I expect you have heard that mathematics is beautiful. It's a language of pure abstraction, ''consecrated to the ideal of precision," (which means that math itself is a kind of infinite paradox -- how can precision be leveled upon abstraction?) and before reading Wallace's book, I understood this in a Learning Channel sort of way. But, to be honest, calculus and even algebra were things I left behind in college, subjects I had to ''get through," sort of like nasty but necessary surgeries. What I retain from those hours of my life is more about little shreds of pencil eraser. That's why ''Everything" is, in nearly every way, a gift. It's a thoughtful and witty 300-page testimonial to the qualities I never fully understood that mathematics possessed: Math is astonishing and full of ''shadowlands," and -- ultimately -- stunning beauty.

You won't need graph paper or a math consultant beside you as you read, although both may help. Wallace goes to great lengths to make the arguments comprehensible no matter how pitiable your foundation in mathematics. ''Your author," he tells us early on, ''did poorly in every math course he ever took, save one." So, the reasoning goes, if he can do it, so can you. And if you've had enough sleep, I promise you can make it through this book and understand a great deal of it.

Wallace mainly addresses the question: What is infinity? It has the corollary intention of helping us appreciate the mathematician Georg Cantor's extraordinary answers to that question. As Wallace points out, ''The whole issue here is of course incredibly hairy . . . because not only is the question abstract but everything it's concerned with is an abstraction -- existence, reality, number . . . ."

''Everything" is part of the new science series headily titled ''Great Discoveries." In it, popular writers will tackle some of the more fascinating and fundamental scientific achievements, such as relativity, the atom, the computer, etc. Released alongside Wallace's sparkling effort is Sherwin B. Nuland's ''The Doctors' Plague: Germs, Childbed Fever, and the Strange Story of Ignac Semmelweis."

After Wallace's book, you can fall into this biography of Semmelweis like a cozy beanbag chair. ''The Doctors' Plague" is a cleanly -- and clearly -- written biography of Semmelweis, the 19th-century doctor who discovered that obstetricians (including himself) were killing thousands of puerperal women by examining them, both before and after giving birth, with hands and tools covered with ''putrid cadaver particles," a.k.a bacteria.

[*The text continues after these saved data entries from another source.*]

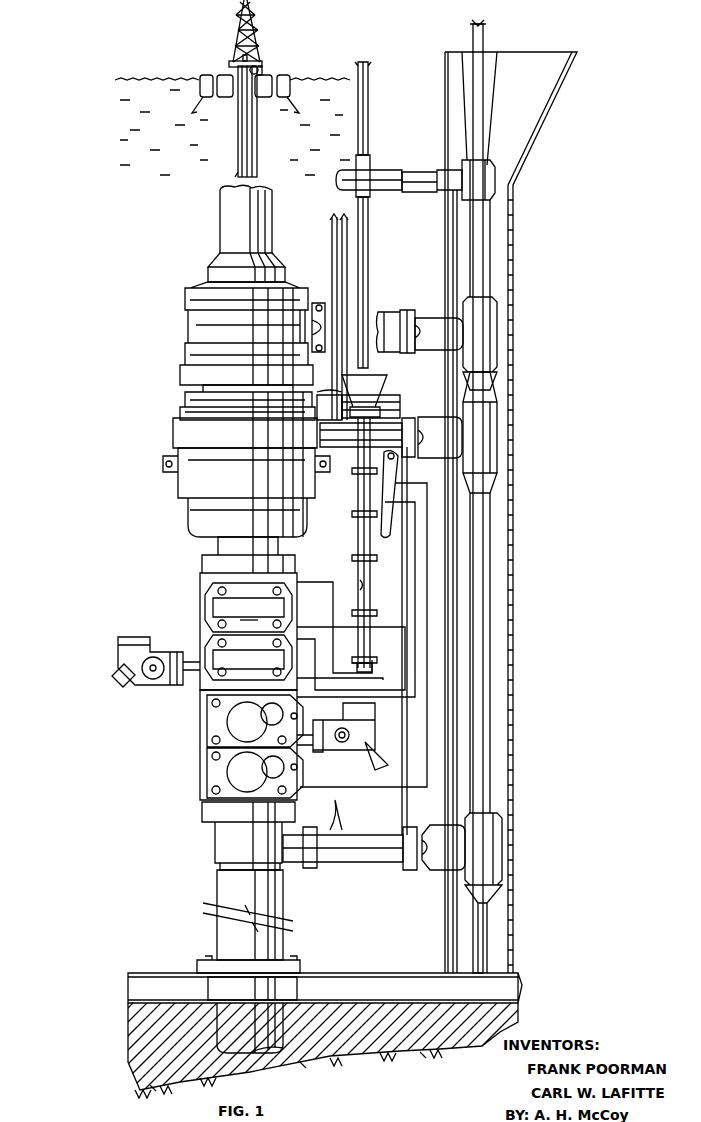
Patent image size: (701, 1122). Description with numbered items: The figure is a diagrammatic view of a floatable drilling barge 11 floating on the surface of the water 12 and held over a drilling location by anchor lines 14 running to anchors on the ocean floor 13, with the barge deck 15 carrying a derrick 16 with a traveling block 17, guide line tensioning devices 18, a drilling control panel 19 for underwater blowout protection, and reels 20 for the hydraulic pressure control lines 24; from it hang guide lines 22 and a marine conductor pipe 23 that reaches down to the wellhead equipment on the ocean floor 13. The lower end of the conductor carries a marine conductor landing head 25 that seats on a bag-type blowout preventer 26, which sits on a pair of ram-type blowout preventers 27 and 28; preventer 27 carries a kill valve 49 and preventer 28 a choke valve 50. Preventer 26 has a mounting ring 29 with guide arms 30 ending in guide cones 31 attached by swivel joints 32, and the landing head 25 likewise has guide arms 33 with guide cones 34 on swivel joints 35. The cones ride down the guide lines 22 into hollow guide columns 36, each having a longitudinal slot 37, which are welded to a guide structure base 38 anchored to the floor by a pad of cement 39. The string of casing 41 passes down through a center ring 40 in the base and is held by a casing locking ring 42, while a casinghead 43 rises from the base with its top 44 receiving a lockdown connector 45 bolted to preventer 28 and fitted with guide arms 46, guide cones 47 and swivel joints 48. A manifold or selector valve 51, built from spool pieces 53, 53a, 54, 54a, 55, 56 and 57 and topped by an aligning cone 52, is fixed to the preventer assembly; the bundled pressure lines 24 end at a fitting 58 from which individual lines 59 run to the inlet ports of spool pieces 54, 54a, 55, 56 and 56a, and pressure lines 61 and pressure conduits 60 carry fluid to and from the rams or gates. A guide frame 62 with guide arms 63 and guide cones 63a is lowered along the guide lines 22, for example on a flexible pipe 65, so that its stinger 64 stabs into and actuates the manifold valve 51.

The drilling barge 11 is at (282, 76).
The surface of the water 12 is at (312, 80).
The ocean floor 13 is at (358, 1062).
The anchor lines 14 is at (192, 108).
The floating platform 15 is at (230, 60).
The derrick 16 is at (249, 12).
The traveling block 17 is at (256, 50).
The guide line tensioning devices 18 is at (222, 76).
The drilling control panel 19 is at (258, 66).
The reels 20 is at (262, 72).
The guide lines 22 is at (238, 120).
The marine conductor pipe 23 is at (242, 149).
The hydraulic pressure control lines 24 is at (257, 149).
The marine conductor landing head 25 is at (190, 325).
The bag-type blowout preventer 26 is at (182, 486).
The ram-type blowout preventer 27 is at (203, 615).
The ram-type blowout preventer 28 is at (203, 733).
The mounting ring 29 is at (178, 436).
The guide arms 30 is at (394, 443).
The guide cones 31 is at (489, 447).
The swivel joints 32 is at (426, 438).
The guide arms 33 is at (399, 341).
The guide cones 34 is at (489, 341).
The swivel joints 35 is at (422, 330).
The hollow guide column 36 is at (513, 605).
The longitudinal slot 37 is at (459, 760).
The guide structure base 38 is at (340, 972).
The pad of cement 39 is at (338, 1039).
The center ring 40 is at (208, 990).
The casing 41 is at (220, 1028).
The casing locking ring 42 is at (200, 967).
The casinghead 43 is at (218, 923).
The top of the casinghead 44 is at (218, 882).
The lockdown connector 45 is at (218, 836).
The guide arms 46 is at (340, 863).
The guide cones 47 is at (490, 861).
The swivel joints 48 is at (432, 846).
The kill valve 49 is at (170, 685).
The choke valve 50 is at (320, 752).
The manifold or selector valve 51 is at (402, 535).
The pipe guide or aligning cone 52 is at (374, 394).
The spool piece 53 is at (375, 412).
The rod section 53a is at (356, 580).
The spool piece 54 is at (355, 472).
The spool piece 54a is at (356, 520).
The spool piece 55 is at (354, 560).
The spool piece 56 is at (354, 595).
The spool piece 56a is at (282, 618).
The spool piece 57 is at (356, 667).
The fitting 58 is at (320, 415).
The individual lines 59 is at (345, 435).
The pressure conduits 60 is at (390, 660).
The pressure lines 61 is at (422, 550).
The guide frame 62 is at (372, 170).
The guide arms 63 is at (430, 193).
The guide cones 63a is at (488, 160).
The stinger 64 is at (368, 235).
The flexible pipe 65 is at (368, 107).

Semmelweis's discovery, though, is only part of the story. The meat of the narrative is in the various ways Semmelweis tried, and failed, to get his contemporaries to wash their hands. Some of his failures were due to cultural resistance -- what doctor would want to believe he was the cause of so many deaths? -- but much was due to Semmelweis's own psychological failures and ''greater sense of unworthiness." He was quick-tempered, afraid to publish, indisposed to simple but vindicating experiments, and mostly uninterested in microscopy. ''It would remain," Nuland writes, ''for others to identify the nature of lethal microorganisms, while [Semmelweis] lay moldering in an unvisited grave."

Like the best biographers, Nuland is careful to offer a balanced portrait, diagnosing Semmelweis with the exactitude of a good clinician and avoiding the ''hero destroyed . . . by forces beyond his control" archetype. Both books are lessons in how discovery is pyramidal, based on a combination of circumstance, obsession, and the work of one's predecessors. At the same time these stories, especially Semmelweis's, demonstrate how difficult it is -- once a monumental discovery has been made -- to get human beings to question their basic assumptions.

If dunking your hands and forceps in a basin of chloride solution can save hundreds of thousands of lives, you can't help but wonder what simple, fundamental truths we are still missing. Books about great discoveries remind us how much there is left to discover, how we are only doing our best, fumbling through the darkness, toward an inaccessible infinity of understanding.

Anthony Doerr is the author of ''The Shell Collector."